The massive project, called HG14, is located about 8 km off the coast of Dongying in Shandong province. It became fully connected to the grid in December 2025. Developed by Guohua Investment, a subsidiary of China Energy Investment Corporation, this offshore solar plant spreads across 1,223 hectares of shallow seawater.
Unlike floating solar plants built on lakes, the HG14 project uses around 3,000 strong steel platforms that are firmly fixed to the seabed. These platforms are held in place with thousands of piles, allowing the system to handle rough sea conditions like strong winds, high waves, changing tides, and even ice during winter.
More than 2.3 million solar panels are installed on these platforms. Thanks to cooling from sea air and extra sunlight reflected from the water, the panels generate 5–15% more electricity than similar solar systems built on land.
The electricity produced offshore is sent to land through undersea power cables and then distributed via a land-based power station. A large battery energy storage system is installed alongside the project to store excess power and release it when demand is high. This improves usable energy by about 20% and cuts overall costs by nearly 15%.

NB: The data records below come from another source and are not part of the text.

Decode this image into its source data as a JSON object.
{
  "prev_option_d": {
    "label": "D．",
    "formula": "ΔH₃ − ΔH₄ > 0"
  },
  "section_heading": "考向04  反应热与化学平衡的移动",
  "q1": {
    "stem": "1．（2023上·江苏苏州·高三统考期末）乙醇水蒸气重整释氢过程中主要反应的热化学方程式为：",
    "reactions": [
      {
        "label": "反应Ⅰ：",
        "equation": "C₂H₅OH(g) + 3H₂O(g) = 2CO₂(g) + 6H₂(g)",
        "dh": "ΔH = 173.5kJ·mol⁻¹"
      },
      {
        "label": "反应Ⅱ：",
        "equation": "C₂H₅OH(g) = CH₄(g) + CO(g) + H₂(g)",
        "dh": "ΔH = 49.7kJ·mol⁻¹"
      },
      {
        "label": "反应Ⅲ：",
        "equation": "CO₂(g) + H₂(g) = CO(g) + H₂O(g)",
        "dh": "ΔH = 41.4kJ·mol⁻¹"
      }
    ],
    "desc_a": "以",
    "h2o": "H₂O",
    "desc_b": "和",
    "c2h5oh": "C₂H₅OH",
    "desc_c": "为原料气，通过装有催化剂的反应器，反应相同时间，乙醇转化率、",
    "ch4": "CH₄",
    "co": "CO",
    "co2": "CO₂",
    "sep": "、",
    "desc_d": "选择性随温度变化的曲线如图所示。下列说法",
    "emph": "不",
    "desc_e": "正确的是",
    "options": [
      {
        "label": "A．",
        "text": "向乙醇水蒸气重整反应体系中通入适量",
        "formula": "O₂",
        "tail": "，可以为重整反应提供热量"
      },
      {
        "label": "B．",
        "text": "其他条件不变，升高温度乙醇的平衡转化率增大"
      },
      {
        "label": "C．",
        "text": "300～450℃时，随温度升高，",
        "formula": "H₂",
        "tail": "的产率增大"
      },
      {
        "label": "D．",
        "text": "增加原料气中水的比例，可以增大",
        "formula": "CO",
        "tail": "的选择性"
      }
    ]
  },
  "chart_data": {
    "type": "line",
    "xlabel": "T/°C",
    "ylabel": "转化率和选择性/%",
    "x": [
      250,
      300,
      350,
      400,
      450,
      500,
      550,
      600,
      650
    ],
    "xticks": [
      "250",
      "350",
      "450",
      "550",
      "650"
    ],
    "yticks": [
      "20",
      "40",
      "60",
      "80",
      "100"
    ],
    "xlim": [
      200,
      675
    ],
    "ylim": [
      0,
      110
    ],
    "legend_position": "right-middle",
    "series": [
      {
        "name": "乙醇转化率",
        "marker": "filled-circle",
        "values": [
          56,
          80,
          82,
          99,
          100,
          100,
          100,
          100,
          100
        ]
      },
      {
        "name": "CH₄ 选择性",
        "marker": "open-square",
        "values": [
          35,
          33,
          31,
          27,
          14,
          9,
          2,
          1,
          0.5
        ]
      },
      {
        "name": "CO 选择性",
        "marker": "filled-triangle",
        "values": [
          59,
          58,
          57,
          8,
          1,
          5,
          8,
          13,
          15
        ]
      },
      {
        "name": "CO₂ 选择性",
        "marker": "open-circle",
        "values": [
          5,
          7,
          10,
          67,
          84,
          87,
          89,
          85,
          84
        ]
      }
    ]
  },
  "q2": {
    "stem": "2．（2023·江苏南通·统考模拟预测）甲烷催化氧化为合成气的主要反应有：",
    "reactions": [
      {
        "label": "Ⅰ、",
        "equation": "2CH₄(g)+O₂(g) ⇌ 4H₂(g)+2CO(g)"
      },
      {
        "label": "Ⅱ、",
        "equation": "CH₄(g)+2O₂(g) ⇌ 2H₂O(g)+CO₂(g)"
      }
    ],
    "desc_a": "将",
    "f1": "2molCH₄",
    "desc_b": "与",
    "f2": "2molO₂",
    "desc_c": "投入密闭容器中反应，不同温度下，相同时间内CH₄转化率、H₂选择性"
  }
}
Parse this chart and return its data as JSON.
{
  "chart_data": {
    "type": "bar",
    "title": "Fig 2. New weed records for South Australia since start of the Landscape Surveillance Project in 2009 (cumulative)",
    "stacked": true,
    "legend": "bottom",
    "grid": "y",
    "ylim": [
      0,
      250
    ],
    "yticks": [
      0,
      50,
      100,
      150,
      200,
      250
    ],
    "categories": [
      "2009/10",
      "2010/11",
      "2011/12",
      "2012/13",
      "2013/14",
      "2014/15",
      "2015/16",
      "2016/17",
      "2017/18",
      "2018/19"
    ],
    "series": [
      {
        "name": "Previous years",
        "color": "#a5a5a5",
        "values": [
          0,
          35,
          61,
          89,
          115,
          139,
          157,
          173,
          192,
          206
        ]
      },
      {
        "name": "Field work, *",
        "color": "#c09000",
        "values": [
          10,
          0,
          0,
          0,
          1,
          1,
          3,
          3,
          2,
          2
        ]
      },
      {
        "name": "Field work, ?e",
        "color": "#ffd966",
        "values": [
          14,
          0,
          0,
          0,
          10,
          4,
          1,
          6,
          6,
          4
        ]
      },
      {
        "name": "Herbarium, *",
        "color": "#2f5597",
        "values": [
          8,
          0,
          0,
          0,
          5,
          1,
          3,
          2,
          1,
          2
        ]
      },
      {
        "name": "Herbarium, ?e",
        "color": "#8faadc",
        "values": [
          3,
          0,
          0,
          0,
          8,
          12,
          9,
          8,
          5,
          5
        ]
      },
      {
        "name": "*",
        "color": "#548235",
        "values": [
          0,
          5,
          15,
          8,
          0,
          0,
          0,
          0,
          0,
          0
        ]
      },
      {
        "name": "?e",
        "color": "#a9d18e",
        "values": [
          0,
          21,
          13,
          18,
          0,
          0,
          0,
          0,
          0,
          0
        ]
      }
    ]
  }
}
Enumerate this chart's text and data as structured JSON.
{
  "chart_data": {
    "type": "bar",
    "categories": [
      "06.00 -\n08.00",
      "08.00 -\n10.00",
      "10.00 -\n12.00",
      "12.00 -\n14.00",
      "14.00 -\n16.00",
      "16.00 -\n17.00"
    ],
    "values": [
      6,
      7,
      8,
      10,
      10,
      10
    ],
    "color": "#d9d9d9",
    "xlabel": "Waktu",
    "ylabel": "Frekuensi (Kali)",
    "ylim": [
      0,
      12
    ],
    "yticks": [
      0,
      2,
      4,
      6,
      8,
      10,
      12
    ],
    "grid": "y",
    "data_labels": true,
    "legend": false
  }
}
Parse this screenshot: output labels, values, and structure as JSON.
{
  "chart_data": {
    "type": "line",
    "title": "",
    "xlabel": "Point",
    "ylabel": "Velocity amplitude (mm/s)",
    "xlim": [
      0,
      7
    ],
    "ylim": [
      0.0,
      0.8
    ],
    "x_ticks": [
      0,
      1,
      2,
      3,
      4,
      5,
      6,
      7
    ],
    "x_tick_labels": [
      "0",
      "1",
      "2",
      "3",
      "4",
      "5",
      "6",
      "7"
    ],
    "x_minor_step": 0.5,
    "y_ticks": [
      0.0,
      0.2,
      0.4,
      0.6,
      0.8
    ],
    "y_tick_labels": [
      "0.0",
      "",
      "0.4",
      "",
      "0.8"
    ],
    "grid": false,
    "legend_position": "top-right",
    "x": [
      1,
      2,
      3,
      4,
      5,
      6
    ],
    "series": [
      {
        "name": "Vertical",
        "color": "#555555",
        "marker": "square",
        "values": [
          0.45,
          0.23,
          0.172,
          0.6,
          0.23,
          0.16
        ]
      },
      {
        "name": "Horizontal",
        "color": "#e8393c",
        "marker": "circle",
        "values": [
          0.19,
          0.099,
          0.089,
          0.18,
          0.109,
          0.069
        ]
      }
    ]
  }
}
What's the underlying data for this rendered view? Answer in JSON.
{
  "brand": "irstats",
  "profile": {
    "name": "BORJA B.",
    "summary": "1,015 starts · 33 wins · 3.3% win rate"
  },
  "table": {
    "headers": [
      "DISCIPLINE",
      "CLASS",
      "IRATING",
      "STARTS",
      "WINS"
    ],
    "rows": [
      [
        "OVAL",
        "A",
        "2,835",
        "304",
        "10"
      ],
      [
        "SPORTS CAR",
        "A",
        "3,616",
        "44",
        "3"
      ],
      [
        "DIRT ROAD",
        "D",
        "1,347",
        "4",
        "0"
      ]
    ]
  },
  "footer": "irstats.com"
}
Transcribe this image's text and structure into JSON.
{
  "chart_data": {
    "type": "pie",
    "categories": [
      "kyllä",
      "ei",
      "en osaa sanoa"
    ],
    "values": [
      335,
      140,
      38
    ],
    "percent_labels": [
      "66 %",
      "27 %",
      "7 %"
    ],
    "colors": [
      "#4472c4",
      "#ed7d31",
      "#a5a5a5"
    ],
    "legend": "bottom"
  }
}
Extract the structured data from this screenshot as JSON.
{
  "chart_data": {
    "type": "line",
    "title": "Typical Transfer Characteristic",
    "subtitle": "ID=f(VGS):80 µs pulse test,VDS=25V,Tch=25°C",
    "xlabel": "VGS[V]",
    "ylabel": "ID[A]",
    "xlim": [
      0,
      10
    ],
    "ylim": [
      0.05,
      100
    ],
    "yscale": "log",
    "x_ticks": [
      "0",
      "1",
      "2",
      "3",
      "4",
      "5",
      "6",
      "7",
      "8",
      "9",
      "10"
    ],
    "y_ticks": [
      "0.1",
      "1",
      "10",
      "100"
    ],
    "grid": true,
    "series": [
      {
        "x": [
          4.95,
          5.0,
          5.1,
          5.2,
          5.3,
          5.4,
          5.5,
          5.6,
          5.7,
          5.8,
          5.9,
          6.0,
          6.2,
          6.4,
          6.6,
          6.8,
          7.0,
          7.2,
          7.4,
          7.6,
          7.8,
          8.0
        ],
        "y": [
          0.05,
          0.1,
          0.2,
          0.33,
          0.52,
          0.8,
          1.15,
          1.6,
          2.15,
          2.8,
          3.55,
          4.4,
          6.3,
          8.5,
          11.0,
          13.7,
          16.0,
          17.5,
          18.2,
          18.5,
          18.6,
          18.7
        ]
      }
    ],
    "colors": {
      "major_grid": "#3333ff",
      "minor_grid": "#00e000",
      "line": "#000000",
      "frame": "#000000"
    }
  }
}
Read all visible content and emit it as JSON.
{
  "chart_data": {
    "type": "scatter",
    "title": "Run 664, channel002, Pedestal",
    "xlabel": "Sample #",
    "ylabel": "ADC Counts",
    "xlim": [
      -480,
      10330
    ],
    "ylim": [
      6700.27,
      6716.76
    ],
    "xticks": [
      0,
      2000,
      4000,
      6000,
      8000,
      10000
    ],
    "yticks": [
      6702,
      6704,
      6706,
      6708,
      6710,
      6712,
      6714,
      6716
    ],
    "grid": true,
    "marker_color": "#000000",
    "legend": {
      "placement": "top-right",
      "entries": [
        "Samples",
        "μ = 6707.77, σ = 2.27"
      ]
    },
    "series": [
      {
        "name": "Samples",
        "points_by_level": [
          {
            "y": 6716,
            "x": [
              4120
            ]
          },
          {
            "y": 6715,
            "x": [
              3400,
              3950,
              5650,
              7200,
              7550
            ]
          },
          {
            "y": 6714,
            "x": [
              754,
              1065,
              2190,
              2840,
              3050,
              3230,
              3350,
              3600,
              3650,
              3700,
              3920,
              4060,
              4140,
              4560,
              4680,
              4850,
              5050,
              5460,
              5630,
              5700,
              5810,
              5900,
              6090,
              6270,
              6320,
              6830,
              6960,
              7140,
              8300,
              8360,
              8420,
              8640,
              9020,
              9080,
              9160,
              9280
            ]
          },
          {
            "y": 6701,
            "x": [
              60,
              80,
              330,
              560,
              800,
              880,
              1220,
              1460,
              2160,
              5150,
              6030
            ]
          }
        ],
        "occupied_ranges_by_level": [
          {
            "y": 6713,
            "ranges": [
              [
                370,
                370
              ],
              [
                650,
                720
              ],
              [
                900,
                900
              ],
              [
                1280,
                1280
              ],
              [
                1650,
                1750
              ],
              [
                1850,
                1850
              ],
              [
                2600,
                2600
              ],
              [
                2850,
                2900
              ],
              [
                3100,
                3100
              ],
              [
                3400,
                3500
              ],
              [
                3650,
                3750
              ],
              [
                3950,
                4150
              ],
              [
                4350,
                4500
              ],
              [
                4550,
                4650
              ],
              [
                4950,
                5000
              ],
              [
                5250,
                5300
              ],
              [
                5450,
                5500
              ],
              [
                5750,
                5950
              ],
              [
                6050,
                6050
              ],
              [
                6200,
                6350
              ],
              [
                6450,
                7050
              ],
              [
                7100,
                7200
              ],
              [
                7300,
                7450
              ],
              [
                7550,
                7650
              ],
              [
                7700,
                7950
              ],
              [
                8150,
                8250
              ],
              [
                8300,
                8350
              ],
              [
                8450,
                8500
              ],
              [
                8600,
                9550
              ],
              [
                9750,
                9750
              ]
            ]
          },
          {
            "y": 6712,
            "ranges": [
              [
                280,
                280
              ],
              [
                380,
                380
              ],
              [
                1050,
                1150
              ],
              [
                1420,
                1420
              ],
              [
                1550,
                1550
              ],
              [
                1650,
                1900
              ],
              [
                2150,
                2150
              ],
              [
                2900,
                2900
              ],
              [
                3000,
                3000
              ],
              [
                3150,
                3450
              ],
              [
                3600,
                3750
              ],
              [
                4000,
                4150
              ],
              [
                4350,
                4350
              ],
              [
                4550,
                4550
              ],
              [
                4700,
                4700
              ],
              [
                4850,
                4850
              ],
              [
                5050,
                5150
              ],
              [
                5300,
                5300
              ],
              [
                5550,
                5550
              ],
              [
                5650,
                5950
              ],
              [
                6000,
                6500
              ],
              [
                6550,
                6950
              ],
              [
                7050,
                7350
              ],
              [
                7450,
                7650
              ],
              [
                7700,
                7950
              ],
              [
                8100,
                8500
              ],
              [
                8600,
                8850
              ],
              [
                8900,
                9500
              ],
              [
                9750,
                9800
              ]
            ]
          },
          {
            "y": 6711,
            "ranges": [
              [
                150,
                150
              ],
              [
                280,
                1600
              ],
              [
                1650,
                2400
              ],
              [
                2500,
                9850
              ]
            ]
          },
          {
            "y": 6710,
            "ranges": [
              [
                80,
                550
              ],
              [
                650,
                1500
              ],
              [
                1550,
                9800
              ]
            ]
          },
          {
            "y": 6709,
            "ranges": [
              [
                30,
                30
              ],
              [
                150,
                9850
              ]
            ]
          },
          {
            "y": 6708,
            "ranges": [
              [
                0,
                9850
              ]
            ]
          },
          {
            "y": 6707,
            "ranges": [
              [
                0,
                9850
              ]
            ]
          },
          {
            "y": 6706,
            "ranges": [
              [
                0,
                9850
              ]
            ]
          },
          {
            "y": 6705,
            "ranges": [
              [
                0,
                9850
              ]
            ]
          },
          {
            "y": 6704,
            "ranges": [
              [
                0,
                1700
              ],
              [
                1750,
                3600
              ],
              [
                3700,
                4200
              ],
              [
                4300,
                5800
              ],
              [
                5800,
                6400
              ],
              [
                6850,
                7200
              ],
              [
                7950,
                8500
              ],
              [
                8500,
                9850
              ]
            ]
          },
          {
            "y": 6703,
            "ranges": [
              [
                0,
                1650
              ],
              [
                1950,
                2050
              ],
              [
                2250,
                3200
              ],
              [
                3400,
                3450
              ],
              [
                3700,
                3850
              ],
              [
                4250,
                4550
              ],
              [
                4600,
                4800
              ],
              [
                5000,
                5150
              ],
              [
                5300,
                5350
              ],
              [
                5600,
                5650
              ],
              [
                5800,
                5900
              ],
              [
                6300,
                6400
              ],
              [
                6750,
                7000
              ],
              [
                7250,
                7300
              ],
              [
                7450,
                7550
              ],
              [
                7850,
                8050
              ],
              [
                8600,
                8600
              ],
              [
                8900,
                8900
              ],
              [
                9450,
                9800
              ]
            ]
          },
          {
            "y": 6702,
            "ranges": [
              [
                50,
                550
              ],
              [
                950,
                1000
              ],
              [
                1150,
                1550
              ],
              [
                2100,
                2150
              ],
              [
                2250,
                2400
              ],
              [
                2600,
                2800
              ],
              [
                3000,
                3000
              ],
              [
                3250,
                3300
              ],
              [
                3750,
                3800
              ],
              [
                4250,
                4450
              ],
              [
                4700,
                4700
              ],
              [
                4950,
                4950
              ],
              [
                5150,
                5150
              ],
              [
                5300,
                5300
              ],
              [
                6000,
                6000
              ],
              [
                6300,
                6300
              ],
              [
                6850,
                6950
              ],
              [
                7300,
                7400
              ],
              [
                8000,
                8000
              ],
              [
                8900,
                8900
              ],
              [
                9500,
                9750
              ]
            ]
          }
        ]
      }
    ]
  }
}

Built at an estimated cost of $1.2 billion, HG14 is China’s first gigawatt-scale offshore solar project approved under a special policy that allows the use of sea space without affecting farmland. Once operating at full capacity, the plant is expected to generate enough electricity to power around 2.6 million homes every year. This will meet most of the energy needs of the nearby district.
The project shows how China is increasingly turning to floating solar power to expand clean energy without using land. Even though challenges like sea maintenance and protecting marine life still exist, the HG14 project proves that offshore solar can produce more power efficiently and at a large scale.
As China works toward its goal of peaking carbon emissions by 2030, projects like this are not just adding capacity; they’re redefining where and how solar power can be built, offering a model that other countries with limited land may soon follow.